The American classic musical, based on a 1909 play by the Hungarian Ferenc Molnár, was voted by Time magazine as the greatest of the twentieth century, and includes some of the prolific composing duo’s best loved works, such as ‘You’ll Never Walk Alone’ and ‘If I loved You.’
Set in a New England seaside community, Carousel is a poignant story of true love and the tragedy of feelings left unspoken. Julie Jordan is a mill worker who falls in love with Billy Bigelow, a troubled fairground operator. To improve their fortunes Billy commits a desperate act that ends in disaster, but is then granted one last chance to make things right.
Sarah Tynan, a Walthamstow-based soprano and seasoned performer with the English National Opera, has joined the cast for the five week run in London. Playing the comic character Carrie Pipperidge is no ordinary gig for the singer, who is more used to roles like Tatania in A Midsummer Night’s Dream or Papagena in The Magic Flute.
“There’s a lot more dialogue than what I’m used to,” she says. “And there’s also the comedy you get in musical theatre. I’ve always relished doing a bit of everything, though. The last operatic role I sang was Cleopatra in Julius Caesar, so to go from singing straight opera and a historical tragic figure, to a comic musical part is really stimulating and great fun.”
Compared with singing opera, it’s tempting to think that musical numbers must be comparatively easy to sing, but, according to Sarah, musical theatre presents a different kind of challenge.
“Most opera stuff is a lot higher,” she informs me. “And also for me the speaking, because when you’re speaking it’s a lot lower. So for me the technical challenge is working in a different part of my range as well as keeping the voice supported when you’re speaking and going between speaking and singing.”
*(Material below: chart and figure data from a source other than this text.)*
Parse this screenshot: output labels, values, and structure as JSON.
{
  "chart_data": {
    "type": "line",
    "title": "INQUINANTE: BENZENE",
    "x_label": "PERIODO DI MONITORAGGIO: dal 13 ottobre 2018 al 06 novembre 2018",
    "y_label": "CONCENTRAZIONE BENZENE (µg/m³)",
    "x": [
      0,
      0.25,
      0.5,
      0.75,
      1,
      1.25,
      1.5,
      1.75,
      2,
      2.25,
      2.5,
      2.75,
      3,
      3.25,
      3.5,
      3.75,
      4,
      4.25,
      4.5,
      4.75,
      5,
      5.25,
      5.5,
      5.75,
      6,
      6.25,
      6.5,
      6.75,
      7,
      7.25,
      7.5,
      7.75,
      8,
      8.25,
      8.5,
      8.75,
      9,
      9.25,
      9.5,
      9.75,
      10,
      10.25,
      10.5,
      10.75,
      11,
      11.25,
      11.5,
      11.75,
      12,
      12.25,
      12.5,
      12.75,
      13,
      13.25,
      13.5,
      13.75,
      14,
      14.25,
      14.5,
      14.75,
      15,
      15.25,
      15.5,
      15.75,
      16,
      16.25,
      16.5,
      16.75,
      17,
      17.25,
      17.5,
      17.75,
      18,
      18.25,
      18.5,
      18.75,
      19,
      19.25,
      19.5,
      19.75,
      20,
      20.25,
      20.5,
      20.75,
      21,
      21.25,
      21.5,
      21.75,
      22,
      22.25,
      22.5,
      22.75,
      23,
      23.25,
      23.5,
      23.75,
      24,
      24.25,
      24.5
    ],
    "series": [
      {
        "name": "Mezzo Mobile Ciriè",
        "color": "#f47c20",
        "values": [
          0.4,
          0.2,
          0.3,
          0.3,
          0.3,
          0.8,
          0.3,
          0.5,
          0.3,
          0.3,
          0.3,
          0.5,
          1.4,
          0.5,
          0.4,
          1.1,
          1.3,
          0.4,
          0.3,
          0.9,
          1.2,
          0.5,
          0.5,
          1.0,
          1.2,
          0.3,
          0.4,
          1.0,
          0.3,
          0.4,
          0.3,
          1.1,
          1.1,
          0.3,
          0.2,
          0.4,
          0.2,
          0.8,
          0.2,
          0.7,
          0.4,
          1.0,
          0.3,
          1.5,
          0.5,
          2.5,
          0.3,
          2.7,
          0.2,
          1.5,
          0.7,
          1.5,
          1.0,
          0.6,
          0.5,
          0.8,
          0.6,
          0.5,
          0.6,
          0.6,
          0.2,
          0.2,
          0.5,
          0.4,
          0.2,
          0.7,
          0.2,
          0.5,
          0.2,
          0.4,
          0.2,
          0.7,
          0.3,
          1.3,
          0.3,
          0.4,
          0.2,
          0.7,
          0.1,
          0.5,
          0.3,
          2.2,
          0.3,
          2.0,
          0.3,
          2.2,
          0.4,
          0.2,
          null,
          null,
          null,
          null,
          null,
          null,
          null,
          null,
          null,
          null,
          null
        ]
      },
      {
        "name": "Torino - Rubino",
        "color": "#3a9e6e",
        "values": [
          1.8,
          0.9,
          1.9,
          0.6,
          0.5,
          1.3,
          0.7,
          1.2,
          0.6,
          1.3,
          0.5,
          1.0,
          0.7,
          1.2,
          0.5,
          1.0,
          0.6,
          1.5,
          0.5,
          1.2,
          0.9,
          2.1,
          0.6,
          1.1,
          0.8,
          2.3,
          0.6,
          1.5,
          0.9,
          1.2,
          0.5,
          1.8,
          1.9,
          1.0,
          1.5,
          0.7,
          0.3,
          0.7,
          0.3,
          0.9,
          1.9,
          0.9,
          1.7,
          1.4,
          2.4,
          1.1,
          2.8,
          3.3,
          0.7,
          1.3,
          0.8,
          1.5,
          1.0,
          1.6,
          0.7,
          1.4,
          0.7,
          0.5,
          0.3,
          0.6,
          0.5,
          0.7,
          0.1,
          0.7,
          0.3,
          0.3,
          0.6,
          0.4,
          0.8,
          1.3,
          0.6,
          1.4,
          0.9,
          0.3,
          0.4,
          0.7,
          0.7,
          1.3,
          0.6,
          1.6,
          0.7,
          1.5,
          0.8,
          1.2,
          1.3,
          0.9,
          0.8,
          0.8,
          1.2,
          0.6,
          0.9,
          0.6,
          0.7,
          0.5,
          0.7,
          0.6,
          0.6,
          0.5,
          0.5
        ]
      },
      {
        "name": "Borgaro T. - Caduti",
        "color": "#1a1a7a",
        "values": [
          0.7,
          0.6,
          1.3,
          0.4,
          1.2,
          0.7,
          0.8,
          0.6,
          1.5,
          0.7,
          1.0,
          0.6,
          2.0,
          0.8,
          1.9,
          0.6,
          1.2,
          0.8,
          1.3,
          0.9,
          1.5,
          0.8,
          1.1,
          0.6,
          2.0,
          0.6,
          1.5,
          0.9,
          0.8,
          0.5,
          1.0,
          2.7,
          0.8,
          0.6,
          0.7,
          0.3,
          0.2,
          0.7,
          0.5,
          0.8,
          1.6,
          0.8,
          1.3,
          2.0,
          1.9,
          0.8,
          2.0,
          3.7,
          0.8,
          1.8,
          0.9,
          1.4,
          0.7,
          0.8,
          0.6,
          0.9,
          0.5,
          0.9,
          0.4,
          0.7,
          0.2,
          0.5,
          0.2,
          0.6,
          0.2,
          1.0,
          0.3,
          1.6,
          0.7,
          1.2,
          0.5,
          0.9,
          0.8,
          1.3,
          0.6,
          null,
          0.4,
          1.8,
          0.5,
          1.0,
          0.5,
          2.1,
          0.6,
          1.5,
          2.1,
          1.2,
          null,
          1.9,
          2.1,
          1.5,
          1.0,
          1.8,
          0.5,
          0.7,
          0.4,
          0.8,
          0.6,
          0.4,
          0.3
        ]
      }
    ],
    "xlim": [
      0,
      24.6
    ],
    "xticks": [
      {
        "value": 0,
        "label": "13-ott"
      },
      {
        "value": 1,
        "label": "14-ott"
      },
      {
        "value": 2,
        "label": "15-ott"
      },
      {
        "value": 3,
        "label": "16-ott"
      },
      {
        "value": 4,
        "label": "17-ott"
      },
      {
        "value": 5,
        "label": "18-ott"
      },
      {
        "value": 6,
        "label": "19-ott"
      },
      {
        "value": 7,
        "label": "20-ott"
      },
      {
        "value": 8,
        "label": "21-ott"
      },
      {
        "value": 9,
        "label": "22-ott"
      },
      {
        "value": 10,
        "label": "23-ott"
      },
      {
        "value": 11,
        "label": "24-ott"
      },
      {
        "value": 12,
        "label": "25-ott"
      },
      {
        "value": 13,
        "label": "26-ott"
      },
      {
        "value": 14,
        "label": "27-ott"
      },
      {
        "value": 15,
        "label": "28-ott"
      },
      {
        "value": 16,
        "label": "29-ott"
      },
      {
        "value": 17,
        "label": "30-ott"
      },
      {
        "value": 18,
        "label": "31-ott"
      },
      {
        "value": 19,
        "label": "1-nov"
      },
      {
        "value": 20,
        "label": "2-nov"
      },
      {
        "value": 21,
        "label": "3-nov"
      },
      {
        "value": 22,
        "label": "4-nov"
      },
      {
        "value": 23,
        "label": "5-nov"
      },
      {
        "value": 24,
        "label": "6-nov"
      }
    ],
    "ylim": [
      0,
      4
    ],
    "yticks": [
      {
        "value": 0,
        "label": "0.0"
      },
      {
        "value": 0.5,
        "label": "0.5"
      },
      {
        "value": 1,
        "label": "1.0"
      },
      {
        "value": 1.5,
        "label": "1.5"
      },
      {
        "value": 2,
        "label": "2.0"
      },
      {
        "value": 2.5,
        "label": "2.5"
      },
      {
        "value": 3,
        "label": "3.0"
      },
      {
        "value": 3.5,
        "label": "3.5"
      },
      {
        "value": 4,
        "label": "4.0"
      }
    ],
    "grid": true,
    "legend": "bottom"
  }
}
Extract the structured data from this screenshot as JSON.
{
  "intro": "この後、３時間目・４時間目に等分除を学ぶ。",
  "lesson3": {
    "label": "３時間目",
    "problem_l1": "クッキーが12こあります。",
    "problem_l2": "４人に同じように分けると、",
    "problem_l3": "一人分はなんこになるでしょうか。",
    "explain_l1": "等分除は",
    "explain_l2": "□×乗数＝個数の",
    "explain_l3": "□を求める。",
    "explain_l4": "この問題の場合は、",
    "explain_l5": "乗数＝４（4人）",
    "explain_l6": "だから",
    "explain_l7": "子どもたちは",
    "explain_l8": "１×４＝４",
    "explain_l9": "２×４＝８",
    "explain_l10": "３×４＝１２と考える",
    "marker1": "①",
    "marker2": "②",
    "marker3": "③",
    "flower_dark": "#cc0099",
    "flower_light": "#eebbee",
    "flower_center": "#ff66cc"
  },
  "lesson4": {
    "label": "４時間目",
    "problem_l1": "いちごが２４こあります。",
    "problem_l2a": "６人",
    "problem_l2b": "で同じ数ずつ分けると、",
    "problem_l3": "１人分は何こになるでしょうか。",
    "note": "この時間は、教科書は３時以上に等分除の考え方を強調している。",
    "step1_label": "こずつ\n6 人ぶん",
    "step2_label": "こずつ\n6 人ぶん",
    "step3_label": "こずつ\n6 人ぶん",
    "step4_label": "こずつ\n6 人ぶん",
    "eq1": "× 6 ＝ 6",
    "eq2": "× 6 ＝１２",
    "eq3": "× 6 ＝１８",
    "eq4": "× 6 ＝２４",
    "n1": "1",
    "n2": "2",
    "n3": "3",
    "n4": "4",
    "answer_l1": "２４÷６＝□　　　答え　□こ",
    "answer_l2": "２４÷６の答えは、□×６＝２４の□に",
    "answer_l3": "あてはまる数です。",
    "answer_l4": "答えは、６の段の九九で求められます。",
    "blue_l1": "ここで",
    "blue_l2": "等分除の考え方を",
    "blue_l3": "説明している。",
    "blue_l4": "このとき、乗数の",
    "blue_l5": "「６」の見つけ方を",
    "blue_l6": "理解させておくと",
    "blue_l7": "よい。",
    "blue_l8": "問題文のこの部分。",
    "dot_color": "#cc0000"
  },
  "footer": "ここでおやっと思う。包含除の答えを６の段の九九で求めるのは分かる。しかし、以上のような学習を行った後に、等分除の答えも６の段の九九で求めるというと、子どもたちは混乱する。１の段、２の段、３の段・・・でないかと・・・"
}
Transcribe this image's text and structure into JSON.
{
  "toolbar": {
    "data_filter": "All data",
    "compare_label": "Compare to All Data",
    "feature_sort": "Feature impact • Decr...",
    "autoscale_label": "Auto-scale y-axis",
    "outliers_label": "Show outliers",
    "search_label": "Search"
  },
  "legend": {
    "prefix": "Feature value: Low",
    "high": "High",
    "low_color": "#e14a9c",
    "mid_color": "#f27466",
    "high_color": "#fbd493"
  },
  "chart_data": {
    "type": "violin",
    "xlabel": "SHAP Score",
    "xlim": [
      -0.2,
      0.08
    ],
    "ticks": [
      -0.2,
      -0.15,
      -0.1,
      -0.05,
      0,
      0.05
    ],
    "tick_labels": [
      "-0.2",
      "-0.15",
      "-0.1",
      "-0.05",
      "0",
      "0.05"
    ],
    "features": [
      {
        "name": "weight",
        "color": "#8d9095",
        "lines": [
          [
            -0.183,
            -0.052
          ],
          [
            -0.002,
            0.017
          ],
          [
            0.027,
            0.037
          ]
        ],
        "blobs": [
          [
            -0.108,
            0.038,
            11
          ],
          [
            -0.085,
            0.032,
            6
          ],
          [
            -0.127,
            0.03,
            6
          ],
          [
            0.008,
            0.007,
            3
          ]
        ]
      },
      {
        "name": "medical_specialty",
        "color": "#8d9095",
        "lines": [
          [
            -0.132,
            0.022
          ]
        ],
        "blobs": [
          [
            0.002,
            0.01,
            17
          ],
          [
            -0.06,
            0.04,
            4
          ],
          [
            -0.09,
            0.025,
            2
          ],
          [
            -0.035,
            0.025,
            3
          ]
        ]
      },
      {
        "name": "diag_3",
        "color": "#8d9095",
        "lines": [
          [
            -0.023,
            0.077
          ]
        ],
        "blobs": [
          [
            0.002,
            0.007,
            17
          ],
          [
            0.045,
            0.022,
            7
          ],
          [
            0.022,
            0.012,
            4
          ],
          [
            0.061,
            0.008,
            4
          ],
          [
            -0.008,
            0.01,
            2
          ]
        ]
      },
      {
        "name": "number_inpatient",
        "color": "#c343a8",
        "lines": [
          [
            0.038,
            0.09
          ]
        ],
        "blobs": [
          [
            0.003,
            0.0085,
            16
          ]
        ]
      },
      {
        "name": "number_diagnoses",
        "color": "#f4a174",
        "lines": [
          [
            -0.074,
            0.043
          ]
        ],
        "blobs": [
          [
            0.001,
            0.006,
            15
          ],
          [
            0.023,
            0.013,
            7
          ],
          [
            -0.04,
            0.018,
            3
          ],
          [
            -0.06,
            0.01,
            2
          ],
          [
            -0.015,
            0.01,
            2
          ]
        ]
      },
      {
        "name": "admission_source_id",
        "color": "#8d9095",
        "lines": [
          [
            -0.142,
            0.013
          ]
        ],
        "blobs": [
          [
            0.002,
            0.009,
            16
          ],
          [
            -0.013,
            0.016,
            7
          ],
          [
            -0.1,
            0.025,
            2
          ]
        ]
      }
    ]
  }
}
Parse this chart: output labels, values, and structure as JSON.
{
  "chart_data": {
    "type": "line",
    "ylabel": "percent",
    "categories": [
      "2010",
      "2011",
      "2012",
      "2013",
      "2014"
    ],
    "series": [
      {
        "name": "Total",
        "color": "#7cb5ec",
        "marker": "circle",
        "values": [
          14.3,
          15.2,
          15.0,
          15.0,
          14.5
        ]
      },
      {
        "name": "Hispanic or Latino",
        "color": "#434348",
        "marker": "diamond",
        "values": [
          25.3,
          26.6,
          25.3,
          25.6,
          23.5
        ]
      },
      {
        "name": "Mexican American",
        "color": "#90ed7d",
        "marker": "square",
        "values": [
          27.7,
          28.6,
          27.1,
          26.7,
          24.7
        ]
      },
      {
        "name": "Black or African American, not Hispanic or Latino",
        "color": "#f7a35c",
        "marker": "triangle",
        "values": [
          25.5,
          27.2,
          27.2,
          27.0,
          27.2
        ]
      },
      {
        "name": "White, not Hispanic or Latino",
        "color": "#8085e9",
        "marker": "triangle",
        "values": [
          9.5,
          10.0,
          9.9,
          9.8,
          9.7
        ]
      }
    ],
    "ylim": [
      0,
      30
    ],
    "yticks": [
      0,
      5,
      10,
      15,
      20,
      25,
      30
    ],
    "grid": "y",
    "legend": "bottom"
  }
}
In the battle of the musicals, Carousel is certainly among the cream, and with the Opera North production already putting some critics in a spin, this could be as good an opportunity as any to hear ‘You’ll Never Walk Alone” sung outside a football stadium.
The singer adds: “There’s such a huge body of work in opera, so that those that are still done today have been proven over time. I think this piece has stood the test of time in a similar sort of way.
“It’s got a fantastic script, the music’s stunning and there’s just the right amount of comedy and tragedy so that you won’t come out feeling you’ve been thwacked around the head or with your sides hurting from laughing. Rodgers and Hammerstein pitched perfectly which is why I think it’s always been such a hit with audiences.”
Carousel will be at the Barbican from 15 August – 15 September 2012.